Was quite disappointed that Om Malik and Paul Kedrosky got seduced by it, hopefully it remains a one night stand.... Fred Wilson, who last week accused all us Web 1.0 old farts of not getting the "NewNet", sees nothing wrong with it.... ...could it be that's because the old farts "get" a few other things, like the longer term importance of integrity ? Or is it just that old Green (sorry, blue) monster of jealousy 'cos no-ones's giving us any money? Surely not (Well, not for $559 - the alleged payola - anyway) Apparently with this ...er....campaign we are witnessing the joyous birth of Conversational Marketing... Welcome to the birth of conversational marketing.
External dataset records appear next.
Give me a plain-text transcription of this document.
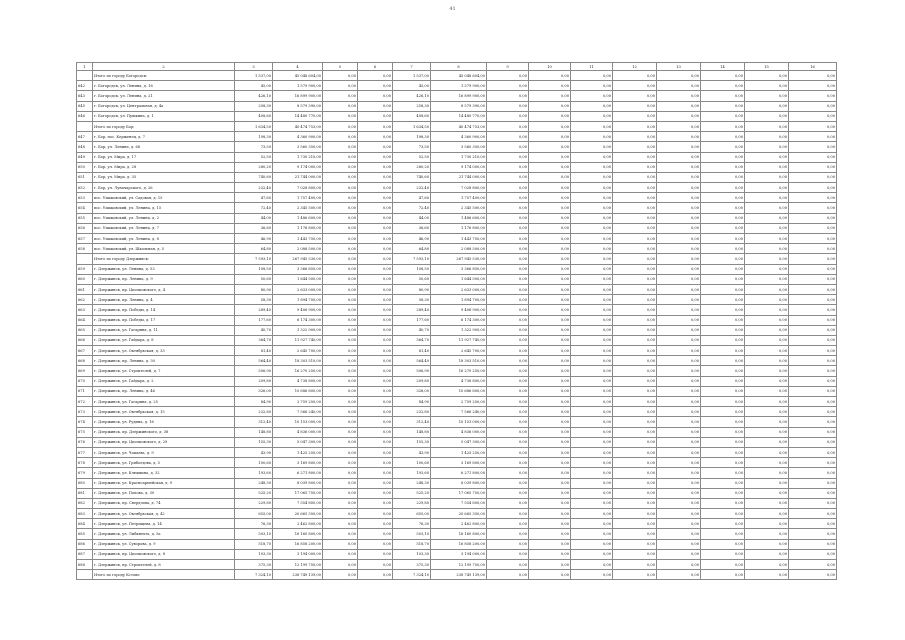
41
1	2	3	4	5	6	7	8	9	10	11	12	13	14	15	16
	Итого по городу Богородск:	1 537,00	45 048 604,00	0,00	0,00	1 537,00	45 048 604,00	0,00	0,00	0,00	0,00	0,00	0,00	0,00	0,00
642	г. Богородск, ул. Ленина, д. 16	45,00	1 579 900,00	0,00	0,00	45,00	1 579 900,00	0,00	0,00	0,00	0,00	0,00	0,00	0,00	0,00
643	г. Богородск, ул. Ленина, д. 21	426,10	16 899 900,00	0,00	0,00	426,10	16 899 900,00	0,00	0,00	0,00	0,00	0,00	0,00	0,00	0,00
645	г. Богородск, ул. Центральная, д. 4а	258,30	8 579 390,00	0,00	0,00	258,30	8 579 390,00	0,00	0,00	0,00	0,00	0,00	0,00	0,00	0,00
646	г. Богородск, ул. Пушкина, д. 1	408,60	14 480 770,00	0,00	0,00	408,60	14 480 770,00	0,00	0,00	0,00	0,00	0,00	0,00	0,00	0,00
	Итого по городу Бор:	1 634,50	40 474 753,00	0,00	0,00	1 634,50	40 474 753,00	0,00	0,00	0,00	0,00	0,00	0,00	0,00	0,00
647	г. Бор, пос. Керженец, д. 7	198,30	4 360 900,00	0,00	0,00	198,30	4 360 900,00	0,00	0,00	0,00	0,00	0,00	0,00	0,00	0,00
648	г. Бор, ул. Ленина, д. 68	73,50	3 560 350,00	0,00	0,00	73,50	3 560 350,00	0,00	0,00	0,00	0,00	0,00	0,00	0,00	0,00
649	г. Бор, ул. Мира, д. 17	52,50	1 730 210,00	0,00	0,00	52,50	1 730 210,00	0,00	0,00	0,00	0,00	0,00	0,00	0,00	0,00
650	г. Бор, ул. Мира, д. 28	280,20	9 174 000,00	0,00	0,00	280,20	9 174 000,00	0,00	0,00	0,00	0,00	0,00	0,00	0,00	0,00
651	г. Бор, ул. Мира, д. 35	740,60	21 744 000,00	0,00	0,00	740,60	21 744 000,00	0,00	0,00	0,00	0,00	0,00	0,00	0,00	0,00
652	г. Бор, ул. Луначарского, д. 26	232,40	7 028 800,00	0,00	0,00	232,40	7 028 800,00	0,00	0,00	0,00	0,00	0,00	0,00	0,00	0,00
653	пос. Ушаковский, ул. Садовая, д. 15	47,60	1 757 400,00	0,00	0,00	47,60	1 757 400,00	0,00	0,00	0,00	0,00	0,00	0,00	0,00	0,00
654	пос. Ушаковский, ул. Ленина, д. 15	72,40	2 345 500,00	0,00	0,00	72,40	2 345 500,00	0,00	0,00	0,00	0,00	0,00	0,00	0,00	0,00
655	пос. Ушаковский, ул. Ленина, д. 2	44,00	1 486 600,00	0,00	0,00	44,00	1 486 600,00	0,00	0,00	0,00	0,00	0,00	0,00	0,00	0,00
656	пос. Ушаковский, ул. Ленина, д. 7	36,60	1 176 800,00	0,00	0,00	36,60	1 176 800,00	0,00	0,00	0,00	0,00	0,00	0,00	0,00	0,00
657	пос. Ушаковский, ул. Ленина, д. 8	46,90	1 443 750,00	0,00	0,00	46,90	1 443 750,00	0,00	0,00	0,00	0,00	0,00	0,00	0,00	0,00
658	пос. Ушаковский, ул. Школьная, д. 5	64,80	2 088 500,00	0,00	0,00	64,80	2 088 500,00	0,00	0,00	0,00	0,00	0,00	0,00	0,00	0,00
	Итого по городу Дзержинск:	7 593,10	267 945 530,00	0,00	0,00	7 593,10	267 945 530,00	0,00	0,00	0,00	0,00	0,00	0,00	0,00	0,00
659	г. Дзержинск, ул. Ленина, д. 53	108,50	3 366 850,00	0,00	0,00	108,50	3 366 850,00	0,00	0,00	0,00	0,00	0,00	0,00	0,00	0,00
660	г. Дзержинск, пр. Ленина, д. 9	50,60	1 644 500,00	0,00	0,00	50,60	1 644 500,00	0,00	0,00	0,00	0,00	0,00	0,00	0,00	0,00
661	г. Дзержинск, пр. Циолковского, д. 4	80,90	2 633 000,00	0,00	0,00	80,90	2 633 000,00	0,00	0,00	0,00	0,00	0,00	0,00	0,00	0,00
662	г. Дзержинск, пр. Ленина, д. 4	58,30	1 894 700,00	0,00	0,00	58,30	1 894 700,00	0,00	0,00	0,00	0,00	0,00	0,00	0,00	0,00
663	г. Дзержинск, пр. Победы, д. 14	289,40	9 406 900,00	0,00	0,00	289,40	9 406 900,00	0,00	0,00	0,00	0,00	0,00	0,00	0,00	0,00
664	г. Дзержинск, пр. Победы, д. 17	177,60	6 174 300,00	0,00	0,00	177,60	6 174 300,00	0,00	0,00	0,00	0,00	0,00	0,00	0,00	0,00
665	г. Дзержинск, ул. Гагарина, д. 11	40,70	1 322 900,00	0,00	0,00	40,70	1 322 900,00	0,00	0,00	0,00	0,00	0,00	0,00	0,00	0,00
666	г. Дзержинск, ул. Гайдара, д. 8	364,70	11 927 740,00	0,00	0,00	364,70	11 927 740,00	0,00	0,00	0,00	0,00	0,00	0,00	0,00	0,00
667	г. Дзержинск, ул. Октябрьская, д. 33	81,40	2 645 700,00	0,00	0,00	81,40	2 645 700,00	0,00	0,00	0,00	0,00	0,00	0,00	0,00	0,00
668	г. Дзержинск, пр. Ленина, д. 30	564,40	18 303 510,00	0,00	0,00	564,40	18 303 510,00	0,00	0,00	0,00	0,00	0,00	0,00	0,00	0,00
669	г. Дзержинск, ул. Строителей, д. 7	506,90	16 270 250,00	0,00	0,00	506,90	16 270 250,00	0,00	0,00	0,00	0,00	0,00	0,00	0,00	0,00
670	г. Дзержинск, ул. Гайдара, д. 2	209,80	4 738 800,00	0,00	0,00	209,80	4 738 800,00	0,00	0,00	0,00	0,00	0,00	0,00	0,00	0,00
671	г. Дзержинск, пр. Ленина, д. 46	326,00	10 686 800,00	0,00	0,00	326,00	10 686 800,00	0,00	0,00	0,00	0,00	0,00	0,00	0,00	0,00
672	г. Дзержинск, ул. Гагарина, д. 25	84,90	2 759 250,00	0,00	0,00	84,90	2 759 250,00	0,00	0,00	0,00	0,00	0,00	0,00	0,00	0,00
673	г. Дзержинск, ул. Октябрьская, д. 15	232,80	7 566 240,00	0,00	0,00	232,80	7 566 240,00	0,00	0,00	0,00	0,00	0,00	0,00	0,00	0,00
674	г. Дзержинск, ул. Рудина, д. 16	312,40	10 153 000,00	0,00	0,00	312,40	10 153 000,00	0,00	0,00	0,00	0,00	0,00	0,00	0,00	0,00
675	г. Дзержинск, пр. Дзержинского, д. 38	148,80	4 836 000,00	0,00	0,00	148,80	4 836 000,00	0,00	0,00	0,00	0,00	0,00	0,00	0,00	0,00
676	г. Дзержинск, пр. Циолковского, д. 29	155,30	5 047 300,00	0,00	0,00	155,30	5 047 300,00	0,00	0,00	0,00	0,00	0,00	0,00	0,00	0,00
677	г. Дзержинск, ул. Чапаева, д. 9	43,90	1 425 250,00	0,00	0,00	43,90	1 425 250,00	0,00	0,00	0,00	0,00	0,00	0,00	0,00	0,00
678	г. Дзержинск, ул. Грибоедова, д. 5	100,60	3 169 800,00	0,00	0,00	100,60	3 169 800,00	0,00	0,00	0,00	0,00	0,00	0,00	0,00	0,00
679	г. Дзержинск, ул. Клюквина, д. 32	193,60	6 271 800,00	0,00	0,00	193,60	6 271 800,00	0,00	0,00	0,00	0,00	0,00	0,00	0,00	0,00
680	г. Дзержинск, ул. Красноармейская, д. 9	248,30	8 039 800,00	0,00	0,00	248,30	8 039 800,00	0,00	0,00	0,00	0,00	0,00	0,00	0,00	0,00
681	г. Дзержинск, ул. Попова, д. 30	525,20	17 065 750,00	0,00	0,00	525,20	17 065 750,00	0,00	0,00	0,00	0,00	0,00	0,00	0,00	0,00
682	г. Дзержинск, пр. Свердлова, д. 74	229,80	7 554 800,00	0,00	0,00	229,80	7 554 800,00	0,00	0,00	0,00	0,00	0,00	0,00	0,00	0,00
683	г. Дзержинск, ул. Октябрьская, д. 42	655,00	20 665 350,00	0,00	0,00	655,00	20 665 350,00	0,00	0,00	0,00	0,00	0,00	0,00	0,00	0,00
684	г. Дзержинск, ул. Петрищева, д. 14	76,30	2 462 800,00	0,00	0,00	76,30	2 462 800,00	0,00	0,00	0,00	0,00	0,00	0,00	0,00	0,00
685	г. Дзержинск, ул. Либкнехта, д. 5а	503,10	16 160 800,00	0,00	0,00	503,10	16 160 800,00	0,00	0,00	0,00	0,00	0,00	0,00	0,00	0,00
686	г. Дзержинск, ул. Суворова, д. 9	518,70	16 858 200,00	0,00	0,00	518,70	16 858 200,00	0,00	0,00	0,00	0,00	0,00	0,00	0,00	0,00
687	г. Дзержинск, пр. Циолковского, д. 8	103,30	3 194 000,00	0,00	0,00	103,30	3 194 000,00	0,00	0,00	0,00	0,00	0,00	0,00	0,00	0,00
688	г. Дзержинск, пр. Строителей, д. 8	375,30	12 199 750,00	0,00	0,00	375,30	12 199 750,00	0,00	0,00	0,00	0,00	0,00	0,00	0,00	0,00
	Итого по городу Кстово:	7 324,10	238 749 139,00	0,00	0,00	7 324,10	238 749 139,00	0,00	0,00	0,00	0,00	0,00	0,00	0,00	0,00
Re figuring out how to do it...the only newborn kid on the block here seems to be the above author - apart from speaking to Edelman, a bit of historical research would not go amiss - the Acer Ferrari lesson of 6 months ago was...Disclose...but not everyone seems to like that part of The Conversation Its just another example of Ecclesiastes Law..... Postscript....in a follow up article there is a poll, asking "Should bloggers adhere to a strict line between advertising and editorial?". When I took it the results were: Yes, it's vital 77.8% No, it's a spurious distinction 14.3% The gray area is where the action is 7.9% @!"£$%^ Technocrapi...
...has yet again Frozen us out....no pings registered in 3 days, lost the new links we know are coming through, killing the old ones we have. What is up - or down - with Technorati these days? This is the third freeze in as many months, they usually last about 2 weeks.
It claims to know "all the known things in the universe" about us. Hah!